Janus supports bi-directional routing.

  • given an origin and a path it can very quickly return the document behind it, or a redirect instruction if such has been configured

  • Given a document, very quickly produce a full URL for each origin on which that document is available.

In addition, there is a an API and a admin tool that allows for ad-hoc route definitions, e.g. setting up redirects directly to documents or to other URLs.

Dynamic Lists

The name of the feature perhaps is worth considering.

Dynamic Lists is the reactive querying feature of Janus allowing the media house to employ the desired level of automation in page building.

Unlike a classical query system (like ElasticSearch) where, one runs the query at the point when data is needed, Janus maintains the results of the submitted dynamic lists incrementally, as changes of the content arrive. This is much more resource efficient and more performant:

  • work is done incrementally only when changes happen, as opposed to running expensive queries on demand — queries that most of the time return the same result

  • results are always ready (and therefore fast) and up to date

The reason for this is that a typical publishing system receives changes from the editors in the order of hundreds per day. At the same time the page views on the a single site is easily in the millions per day range. Even with caching, to keep the site fresh, the number of such queries hitting the system is in the millions per day range. In consequence, the response for each individual query will be the same most of the time.

The lists participate in the overall content structure just like any other content, meaning, they can be included by other documents and will participate in the automatic change propagation across the board.

To use them, one submits a list (essentially a query) to Janus via:

  • the REST API for ad-hoc dynamic lists

  • the pattern matching mechanisms, to support automation use-cases that originate in the CMS (typically automatic teaser containers, etc.)

This features underpin quite a number of end-user facing solutions such as:

Automatic Pages

One submits a dynamic list to the system matching articles of the desired criteria. This automatically produces a document which is always up to date and reflects the results of that query as changes happen in the system.

This can be used to build automatic pages for:

  • authors (all articles by each author in the system)

  • topics (all articles for each topic in the system)

  • locales (cities, regions, etc..)

  • categories

Teaser Placement

Using the pattern matching mechanisms of Janus one can detect configuration stemming out of the CMS that expresses some intent on automatic teaser placement within a page or an article:

  • related articles (belonging to the same category, topic, …​)

  • filling out an automatic teaser container on homepages, department pages, etc.

  • selecting the most important article to show at a certain position based on some criteria

Sitemaps

Janus provides out of the box sitemaps for each origin it supports. The base format, along with the Google News sitemaps extension are supported.

All sitemaps are always up to date and incrementally maintained.

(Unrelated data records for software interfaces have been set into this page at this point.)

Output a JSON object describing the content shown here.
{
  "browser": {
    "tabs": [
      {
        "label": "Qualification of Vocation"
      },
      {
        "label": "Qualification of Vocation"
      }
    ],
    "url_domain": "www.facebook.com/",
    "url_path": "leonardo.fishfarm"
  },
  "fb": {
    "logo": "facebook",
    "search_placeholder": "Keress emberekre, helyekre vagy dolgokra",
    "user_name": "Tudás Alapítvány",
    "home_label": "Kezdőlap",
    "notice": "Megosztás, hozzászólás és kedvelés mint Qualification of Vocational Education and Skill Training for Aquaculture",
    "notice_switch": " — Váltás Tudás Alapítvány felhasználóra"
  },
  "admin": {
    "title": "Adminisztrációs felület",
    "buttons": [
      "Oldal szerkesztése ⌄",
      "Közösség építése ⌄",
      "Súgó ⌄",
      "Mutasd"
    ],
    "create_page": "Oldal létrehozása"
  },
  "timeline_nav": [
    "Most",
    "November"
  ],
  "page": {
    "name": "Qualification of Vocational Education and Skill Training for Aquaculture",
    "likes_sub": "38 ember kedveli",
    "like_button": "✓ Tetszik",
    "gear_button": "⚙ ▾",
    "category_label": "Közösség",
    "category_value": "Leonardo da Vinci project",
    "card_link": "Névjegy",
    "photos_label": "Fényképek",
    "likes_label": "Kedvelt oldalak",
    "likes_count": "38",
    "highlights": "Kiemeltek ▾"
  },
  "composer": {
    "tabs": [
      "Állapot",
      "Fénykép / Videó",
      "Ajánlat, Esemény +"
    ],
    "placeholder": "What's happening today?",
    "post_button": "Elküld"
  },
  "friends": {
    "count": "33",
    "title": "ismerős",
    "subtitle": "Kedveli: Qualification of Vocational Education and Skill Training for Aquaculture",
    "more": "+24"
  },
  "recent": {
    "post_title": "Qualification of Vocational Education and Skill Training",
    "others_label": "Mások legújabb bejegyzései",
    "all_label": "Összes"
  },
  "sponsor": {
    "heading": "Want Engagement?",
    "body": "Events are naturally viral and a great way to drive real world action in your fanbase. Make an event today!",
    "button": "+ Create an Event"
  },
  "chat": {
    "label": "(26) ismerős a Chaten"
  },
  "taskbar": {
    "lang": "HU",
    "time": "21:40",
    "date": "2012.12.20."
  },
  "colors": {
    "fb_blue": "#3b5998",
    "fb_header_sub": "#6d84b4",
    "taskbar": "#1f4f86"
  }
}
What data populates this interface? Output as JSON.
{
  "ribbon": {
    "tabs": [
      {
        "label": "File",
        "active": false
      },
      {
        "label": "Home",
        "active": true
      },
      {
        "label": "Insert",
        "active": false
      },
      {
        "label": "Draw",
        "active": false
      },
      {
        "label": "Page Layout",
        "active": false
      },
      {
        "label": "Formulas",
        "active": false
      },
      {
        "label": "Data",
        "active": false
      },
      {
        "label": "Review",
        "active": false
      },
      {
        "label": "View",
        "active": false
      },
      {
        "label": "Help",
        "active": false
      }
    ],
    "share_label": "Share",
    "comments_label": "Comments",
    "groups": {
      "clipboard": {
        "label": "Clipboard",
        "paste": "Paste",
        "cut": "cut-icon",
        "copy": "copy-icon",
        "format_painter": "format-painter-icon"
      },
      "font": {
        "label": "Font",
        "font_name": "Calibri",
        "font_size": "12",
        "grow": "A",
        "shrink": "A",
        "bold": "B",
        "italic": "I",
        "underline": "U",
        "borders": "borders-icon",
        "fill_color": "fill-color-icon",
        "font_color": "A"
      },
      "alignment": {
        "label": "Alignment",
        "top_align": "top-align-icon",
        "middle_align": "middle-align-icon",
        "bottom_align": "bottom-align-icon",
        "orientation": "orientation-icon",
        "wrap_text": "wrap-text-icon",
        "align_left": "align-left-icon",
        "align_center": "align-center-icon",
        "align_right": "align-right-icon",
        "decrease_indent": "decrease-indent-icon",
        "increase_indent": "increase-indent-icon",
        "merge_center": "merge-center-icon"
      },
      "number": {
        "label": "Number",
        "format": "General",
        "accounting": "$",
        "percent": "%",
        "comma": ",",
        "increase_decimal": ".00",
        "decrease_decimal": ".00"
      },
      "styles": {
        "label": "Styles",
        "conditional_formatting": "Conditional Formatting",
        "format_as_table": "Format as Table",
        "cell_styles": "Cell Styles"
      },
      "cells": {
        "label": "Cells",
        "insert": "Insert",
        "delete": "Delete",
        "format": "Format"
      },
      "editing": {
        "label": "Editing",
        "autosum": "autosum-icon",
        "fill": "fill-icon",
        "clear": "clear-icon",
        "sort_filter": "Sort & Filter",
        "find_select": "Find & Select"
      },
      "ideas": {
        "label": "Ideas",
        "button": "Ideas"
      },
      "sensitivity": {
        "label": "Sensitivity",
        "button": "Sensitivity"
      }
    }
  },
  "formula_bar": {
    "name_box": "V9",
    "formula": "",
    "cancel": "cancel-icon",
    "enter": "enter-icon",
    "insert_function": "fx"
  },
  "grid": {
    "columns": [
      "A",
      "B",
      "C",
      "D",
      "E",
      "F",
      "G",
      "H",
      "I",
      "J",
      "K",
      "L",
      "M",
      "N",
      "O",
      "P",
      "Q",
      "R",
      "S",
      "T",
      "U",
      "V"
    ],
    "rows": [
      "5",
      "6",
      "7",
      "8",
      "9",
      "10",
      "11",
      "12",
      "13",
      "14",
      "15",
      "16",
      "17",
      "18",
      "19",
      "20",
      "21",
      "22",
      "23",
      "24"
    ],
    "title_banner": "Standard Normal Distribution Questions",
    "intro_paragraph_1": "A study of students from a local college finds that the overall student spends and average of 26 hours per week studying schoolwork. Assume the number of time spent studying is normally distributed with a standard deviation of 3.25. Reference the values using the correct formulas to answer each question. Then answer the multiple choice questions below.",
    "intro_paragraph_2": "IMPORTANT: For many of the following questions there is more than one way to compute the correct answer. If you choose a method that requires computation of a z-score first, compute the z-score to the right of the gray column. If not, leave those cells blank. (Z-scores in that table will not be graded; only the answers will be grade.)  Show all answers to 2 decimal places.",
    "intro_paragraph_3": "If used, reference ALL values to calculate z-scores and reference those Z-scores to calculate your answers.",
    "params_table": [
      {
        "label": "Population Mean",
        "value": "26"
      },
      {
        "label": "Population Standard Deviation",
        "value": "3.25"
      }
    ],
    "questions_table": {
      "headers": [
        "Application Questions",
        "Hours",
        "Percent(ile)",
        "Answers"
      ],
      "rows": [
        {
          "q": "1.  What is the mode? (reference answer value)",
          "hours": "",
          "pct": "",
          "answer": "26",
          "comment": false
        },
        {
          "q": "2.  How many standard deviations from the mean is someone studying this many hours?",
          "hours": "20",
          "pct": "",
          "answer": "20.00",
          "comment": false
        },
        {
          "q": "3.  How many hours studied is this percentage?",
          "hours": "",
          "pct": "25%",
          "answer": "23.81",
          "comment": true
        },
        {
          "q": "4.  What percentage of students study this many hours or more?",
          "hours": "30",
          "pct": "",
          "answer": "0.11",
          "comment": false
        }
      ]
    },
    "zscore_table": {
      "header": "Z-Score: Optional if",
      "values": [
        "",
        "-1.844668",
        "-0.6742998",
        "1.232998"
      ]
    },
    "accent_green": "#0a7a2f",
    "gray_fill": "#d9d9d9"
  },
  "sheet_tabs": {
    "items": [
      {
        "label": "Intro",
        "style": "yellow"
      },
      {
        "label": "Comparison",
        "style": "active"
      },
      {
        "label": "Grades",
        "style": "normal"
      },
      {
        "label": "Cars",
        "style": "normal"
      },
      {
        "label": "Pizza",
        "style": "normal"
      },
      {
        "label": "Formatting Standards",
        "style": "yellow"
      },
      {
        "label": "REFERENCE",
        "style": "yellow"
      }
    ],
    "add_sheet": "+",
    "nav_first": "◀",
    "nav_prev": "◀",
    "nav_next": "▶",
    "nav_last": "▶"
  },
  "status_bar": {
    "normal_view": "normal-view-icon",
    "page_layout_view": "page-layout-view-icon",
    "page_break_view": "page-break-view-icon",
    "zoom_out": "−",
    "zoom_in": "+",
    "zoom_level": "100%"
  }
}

The Janus REST API provides the correct formats and can be set up within minutes with a few simple redirects / routing rules.

RSS Feeds

Leveraging the standardized metadata around article teasers, we are able to provide an out of the box RSS rendering of every document via the REST API.

By requesting an the content type application/rss+xml for a document, one obtains an automatic RSS rendition of it. This is done by scanning the document for teasers, converting them into RSS format.

Thus it is very easy to include RSS links in pages and route these requests directly to Janus.

User Preferences

Janus includes an out of the box, high performance user preferences module that allows your site to implement:

Bookmarks

Via the REST API one can manage bookmarks for each individual user across devices and browsers.

Recently Read List

One can keep track of which articles a user has read, allowing for fine-grained communication of important changes of the article since the user had last read it.

Locale Configuration

You can manage locale configuration (user’s preferred towns, regions, etc) unlocking hyper local and personalized features.